I’m going to start at the end (the present) because for today…for right now….all I can manage to get down on this virtual page is the fact that finally, after all these years, I accept that I cannot be near my “first family” anymore. I have PTSD from an emotionally and mentally abusive childhood. One in which there was almost no kindness or love and more disappointment and anger than any child should have to witness. My parents’ dislike for each other and their ability to blame me for their lives was topped only by the insanity of how they would come together long enough to abuse me. That much they had in common. That was what they shared. My father’s own self-loathing caused him to lash out verbally on a daily basis. He would tell me that no one would ever love me, I was a loser, “a big zero,” a nobody. I understand now that he did this out of his own self-hatred, but at the time he broke my spirit. And my mother watched, listened and usually did nothing. Sometimes though, she piled on.  Truthfully, she did love him I think. She didn’t respect him, but she loved him in a dysfunctional co-dependent kind of way. She needed his validation more than she needed me. I was sacrificed so she could keep up the charade that their marriage wasn’t based on bullshit.

 

“So what?” you might think…lots of people have this problem or worse! That’s probably true. But now I have children of my own to parent and the broken spirit is still alive in well in their Mom. And broken people don’t usually make great parents. I have PTSD as I mentioned, Depression with periods of suicidal ideation and suffered for decades with an Eating Disorder. For the last few years, I have tried everything known to science to get out of my depression and deal with the anxiety…and for the most part I have the tools I need to be well.

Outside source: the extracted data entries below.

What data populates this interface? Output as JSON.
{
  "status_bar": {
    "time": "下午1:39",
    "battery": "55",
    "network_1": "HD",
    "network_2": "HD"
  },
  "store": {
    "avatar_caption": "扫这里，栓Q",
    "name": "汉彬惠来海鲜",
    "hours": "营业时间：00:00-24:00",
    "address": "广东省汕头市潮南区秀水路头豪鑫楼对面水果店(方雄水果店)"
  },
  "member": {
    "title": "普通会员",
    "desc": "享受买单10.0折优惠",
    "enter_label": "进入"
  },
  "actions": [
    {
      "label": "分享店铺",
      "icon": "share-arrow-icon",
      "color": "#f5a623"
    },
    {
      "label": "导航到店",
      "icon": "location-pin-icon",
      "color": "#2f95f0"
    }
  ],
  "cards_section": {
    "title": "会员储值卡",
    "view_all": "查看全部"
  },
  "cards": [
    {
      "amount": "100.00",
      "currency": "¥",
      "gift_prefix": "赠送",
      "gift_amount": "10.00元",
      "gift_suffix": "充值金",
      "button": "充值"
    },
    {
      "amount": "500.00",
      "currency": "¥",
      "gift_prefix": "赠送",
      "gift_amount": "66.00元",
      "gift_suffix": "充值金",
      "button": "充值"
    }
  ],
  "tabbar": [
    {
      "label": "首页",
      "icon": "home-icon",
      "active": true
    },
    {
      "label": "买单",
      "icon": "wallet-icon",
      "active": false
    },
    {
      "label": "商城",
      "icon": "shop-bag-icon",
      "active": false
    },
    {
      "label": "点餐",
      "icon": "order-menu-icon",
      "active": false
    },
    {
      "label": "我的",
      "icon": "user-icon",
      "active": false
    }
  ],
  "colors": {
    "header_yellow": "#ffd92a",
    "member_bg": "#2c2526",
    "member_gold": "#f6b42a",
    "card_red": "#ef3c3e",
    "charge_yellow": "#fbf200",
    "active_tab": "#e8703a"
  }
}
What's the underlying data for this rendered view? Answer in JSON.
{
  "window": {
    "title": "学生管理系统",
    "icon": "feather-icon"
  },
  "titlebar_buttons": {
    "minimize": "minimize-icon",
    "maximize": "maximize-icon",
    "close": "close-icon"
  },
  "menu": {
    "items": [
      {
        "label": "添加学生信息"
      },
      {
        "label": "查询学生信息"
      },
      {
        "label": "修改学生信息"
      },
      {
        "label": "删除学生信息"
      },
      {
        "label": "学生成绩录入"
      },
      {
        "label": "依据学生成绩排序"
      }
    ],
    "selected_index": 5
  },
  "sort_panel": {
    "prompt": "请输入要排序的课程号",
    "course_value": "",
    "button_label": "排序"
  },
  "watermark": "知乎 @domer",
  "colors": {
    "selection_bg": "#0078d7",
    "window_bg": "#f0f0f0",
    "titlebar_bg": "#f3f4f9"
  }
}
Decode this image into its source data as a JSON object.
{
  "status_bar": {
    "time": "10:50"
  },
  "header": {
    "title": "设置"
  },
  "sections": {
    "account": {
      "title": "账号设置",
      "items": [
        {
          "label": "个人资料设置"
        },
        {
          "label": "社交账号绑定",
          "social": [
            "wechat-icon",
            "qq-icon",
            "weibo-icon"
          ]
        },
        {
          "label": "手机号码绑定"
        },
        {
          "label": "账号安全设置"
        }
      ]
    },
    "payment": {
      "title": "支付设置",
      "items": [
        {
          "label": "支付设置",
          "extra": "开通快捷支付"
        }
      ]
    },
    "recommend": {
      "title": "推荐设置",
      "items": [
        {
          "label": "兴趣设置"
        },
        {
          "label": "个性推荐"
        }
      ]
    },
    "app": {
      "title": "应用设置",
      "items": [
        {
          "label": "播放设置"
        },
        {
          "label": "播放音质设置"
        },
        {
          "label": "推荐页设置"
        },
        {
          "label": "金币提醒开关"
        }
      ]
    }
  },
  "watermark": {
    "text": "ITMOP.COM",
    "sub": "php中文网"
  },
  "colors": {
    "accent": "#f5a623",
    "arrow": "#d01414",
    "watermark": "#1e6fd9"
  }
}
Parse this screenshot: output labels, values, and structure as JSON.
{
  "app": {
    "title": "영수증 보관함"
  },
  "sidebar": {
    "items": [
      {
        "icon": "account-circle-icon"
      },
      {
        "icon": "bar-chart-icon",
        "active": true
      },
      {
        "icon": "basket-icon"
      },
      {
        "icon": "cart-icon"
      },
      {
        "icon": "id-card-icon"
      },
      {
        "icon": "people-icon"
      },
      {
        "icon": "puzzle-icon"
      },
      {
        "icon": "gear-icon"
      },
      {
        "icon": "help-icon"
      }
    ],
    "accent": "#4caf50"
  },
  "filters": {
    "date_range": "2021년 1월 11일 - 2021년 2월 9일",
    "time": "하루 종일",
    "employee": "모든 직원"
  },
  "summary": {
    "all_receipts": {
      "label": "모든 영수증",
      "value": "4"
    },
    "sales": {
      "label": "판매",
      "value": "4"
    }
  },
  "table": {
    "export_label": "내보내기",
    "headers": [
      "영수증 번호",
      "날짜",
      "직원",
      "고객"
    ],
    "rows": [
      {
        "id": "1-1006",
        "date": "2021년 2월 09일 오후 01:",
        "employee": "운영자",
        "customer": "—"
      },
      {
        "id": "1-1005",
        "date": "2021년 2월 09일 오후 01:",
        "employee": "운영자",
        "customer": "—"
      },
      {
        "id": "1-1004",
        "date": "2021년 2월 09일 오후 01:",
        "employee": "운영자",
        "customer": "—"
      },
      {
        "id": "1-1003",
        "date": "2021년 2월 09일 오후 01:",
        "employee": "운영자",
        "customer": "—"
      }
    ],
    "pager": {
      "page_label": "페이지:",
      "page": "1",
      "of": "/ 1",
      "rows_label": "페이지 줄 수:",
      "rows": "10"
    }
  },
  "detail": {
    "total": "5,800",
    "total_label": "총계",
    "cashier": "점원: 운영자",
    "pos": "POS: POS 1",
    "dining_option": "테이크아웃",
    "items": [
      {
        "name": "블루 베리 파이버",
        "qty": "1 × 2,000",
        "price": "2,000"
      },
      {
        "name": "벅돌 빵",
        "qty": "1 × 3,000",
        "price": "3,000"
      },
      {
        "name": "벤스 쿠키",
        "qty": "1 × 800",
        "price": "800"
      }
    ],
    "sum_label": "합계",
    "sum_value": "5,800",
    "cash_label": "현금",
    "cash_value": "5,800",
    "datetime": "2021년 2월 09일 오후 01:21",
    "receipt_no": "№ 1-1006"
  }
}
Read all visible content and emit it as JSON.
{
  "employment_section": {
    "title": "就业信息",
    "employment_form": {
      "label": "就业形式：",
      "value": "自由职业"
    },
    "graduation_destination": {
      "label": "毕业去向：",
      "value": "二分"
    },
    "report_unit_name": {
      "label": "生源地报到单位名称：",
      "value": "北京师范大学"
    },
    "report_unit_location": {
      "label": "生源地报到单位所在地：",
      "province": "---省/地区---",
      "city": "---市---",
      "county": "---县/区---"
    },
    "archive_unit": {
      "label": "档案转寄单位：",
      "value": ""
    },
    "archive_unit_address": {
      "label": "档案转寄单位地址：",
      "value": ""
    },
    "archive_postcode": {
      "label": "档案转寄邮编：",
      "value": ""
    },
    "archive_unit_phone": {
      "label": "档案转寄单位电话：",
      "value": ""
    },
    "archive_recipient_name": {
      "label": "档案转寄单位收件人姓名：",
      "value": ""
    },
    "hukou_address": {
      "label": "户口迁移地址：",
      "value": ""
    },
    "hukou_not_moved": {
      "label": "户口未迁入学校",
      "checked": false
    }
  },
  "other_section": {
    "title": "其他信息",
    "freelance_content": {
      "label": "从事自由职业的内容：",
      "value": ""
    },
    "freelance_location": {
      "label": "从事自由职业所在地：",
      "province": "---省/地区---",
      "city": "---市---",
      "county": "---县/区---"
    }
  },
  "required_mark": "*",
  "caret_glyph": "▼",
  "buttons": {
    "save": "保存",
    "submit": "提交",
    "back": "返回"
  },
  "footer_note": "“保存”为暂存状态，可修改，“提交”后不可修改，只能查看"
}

To smile sometimes because I am truly happy and sometimes, through the pain. But all that has to happen is for my Mom to come around and make a snarky comment or two and I’m in bed for 3 days. I feel withered all over again. She is toxic to me and I have to accept that. My Doctors and my Husband have understood this dynamic for years but only recently have I come to understand that I cannot have her in my life because she will not ever change her behavior. She will never acknowledge my pain or take any responsibility for any of it. Deny, Deny, Deny.

 

Just last week when I was crying at the aspect of cutting off from my family, my Doctor simply said, “you are grieving because these people are dead to you, but they are dead to you because they NEVER REALLY EXISTED.” I am grieving the childhood I wish I had, and the parents I deserved. And as I grieve, I feel waves of pain wash over me bringing flashbacks of childhood memories, mostly bad, a handful good and with the pain of regret comes the nausea and the sense of loss even though it is the loss of something I never really had. It is like when a loved one dies and you feel the pain cycle through you over time. I can’t do this grieving without writing it. I share with my Husband but it’s hard for him. He doesn’t know what to say. He had loving parents. I told him my current mantra is “My Mother couldn’t love me and it wasn’t my fault.” He almost didn’t know what to say. It hurts him to know that’s how I feel. So rather than just keep dumping it on him, I’m writing it down. I’m posting it and I’m putting it out there. Maybe no one acknowledges and maybe someone does. I know there are so many with similar stories. I just have to believe for all of us, the pain subsides. The tide ebbs and with it, the pain.

 

Childhood Emotional Abuse: Get the Hell Over it Right?